C'est une route de montagne. Tu ris, tu as fumé et en plus, tu as bu. Les tournants, la vitesse me donnent des nausées. Tu ris. Je te dis d'aller moins vite mais tu ne fais que rire. Tu accélères. Comme tu es belle quand tu ris, quand tu te moques de moi, c'est désolant. J'ai envie de t'embrasser, j'ai envie de t'enlacer. Une heure plus tôt, nous étions à la terrasse d'un café, je venais de t'annoncer que je voulais rompre. Je n'y croyais pas vraiment moi-même mais il fallait que je te le dise. Tu as ris et puis tu m'as demandé de te rouler un joint pendant que tu buvais ton deuxième cocktail. C'était le milieu de la matinée et tu n'avais rien mangé.

Je me souviens de tes yeux quand nous sommes sortis de la route pour aller nous écraser quatre mètres plus bas dans le ravin. J'ai vu un ciel bleu sans nuage. Tes yeux. C'était le ciel bleu de montagne. Le rouge qui coule de ton front maintenant n'enlève rien à ton regard. Des fragments du pare-brise parsèment ta chevelure comme la rosée sur les arbres. Comme tu es belle ! Mon rêve, mon cour, mon amour.

Qui de nous deux est mort ?

Le réel ne s'estompe pas facilement. Je suis toujours de ce monde.

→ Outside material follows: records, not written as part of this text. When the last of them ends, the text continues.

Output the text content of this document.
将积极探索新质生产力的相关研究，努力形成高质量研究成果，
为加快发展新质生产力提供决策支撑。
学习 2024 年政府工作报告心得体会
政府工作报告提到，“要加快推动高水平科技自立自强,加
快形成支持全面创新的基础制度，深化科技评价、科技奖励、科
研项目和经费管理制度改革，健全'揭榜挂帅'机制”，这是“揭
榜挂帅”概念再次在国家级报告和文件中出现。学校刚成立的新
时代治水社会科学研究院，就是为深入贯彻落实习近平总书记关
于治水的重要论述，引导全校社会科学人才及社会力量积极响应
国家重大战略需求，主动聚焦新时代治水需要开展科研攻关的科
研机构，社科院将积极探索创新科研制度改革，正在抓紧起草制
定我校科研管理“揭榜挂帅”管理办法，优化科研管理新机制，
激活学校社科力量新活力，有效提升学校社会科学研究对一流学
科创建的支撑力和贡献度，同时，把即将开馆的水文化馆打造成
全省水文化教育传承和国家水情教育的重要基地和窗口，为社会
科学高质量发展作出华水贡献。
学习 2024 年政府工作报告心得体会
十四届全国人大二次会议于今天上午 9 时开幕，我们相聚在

Je pense que je vais marcher jusqu'au prochain village, mon téléphone portable ne fonctionne pas dans cette région. Ça tombe bien, j'ai envie de marcher. J'ai un peu mal derrière la nuque et à ma jambe droite. J'ai la nausée. La nausée passera comme ma tristesse aussi. Demain, je rentre à Paris. Quelqu'un préviendra ta famille, je rentre. Le jour est déjà très avancé, le soleil approche du zénith. Quel beau paysage que ce paysage ! Dommage que les gens ici vous fassent sentir que vous n'avez pas la couleur locale. Bah ! Je retourne à Paris. Finalement, il n'y a que là que je me sens bien. Paris. Les promenades, avec Sandra. Ma regrettée Sandra. J'avais imaginé pour toi une fin moins tragique. Je voulais te quitter. Oui. Je t'aime toujours autant. Tout est fini ?

 

Le chemin serpente à travers la montagne.

C'est un ange noir sur un fond bleu. Débraillé, le pauvre diable avance clopin-clopant. Pourtant, ces pieds ne touchent jamais le sol. Il se raconte des histoires comme un enfant. Il pleure.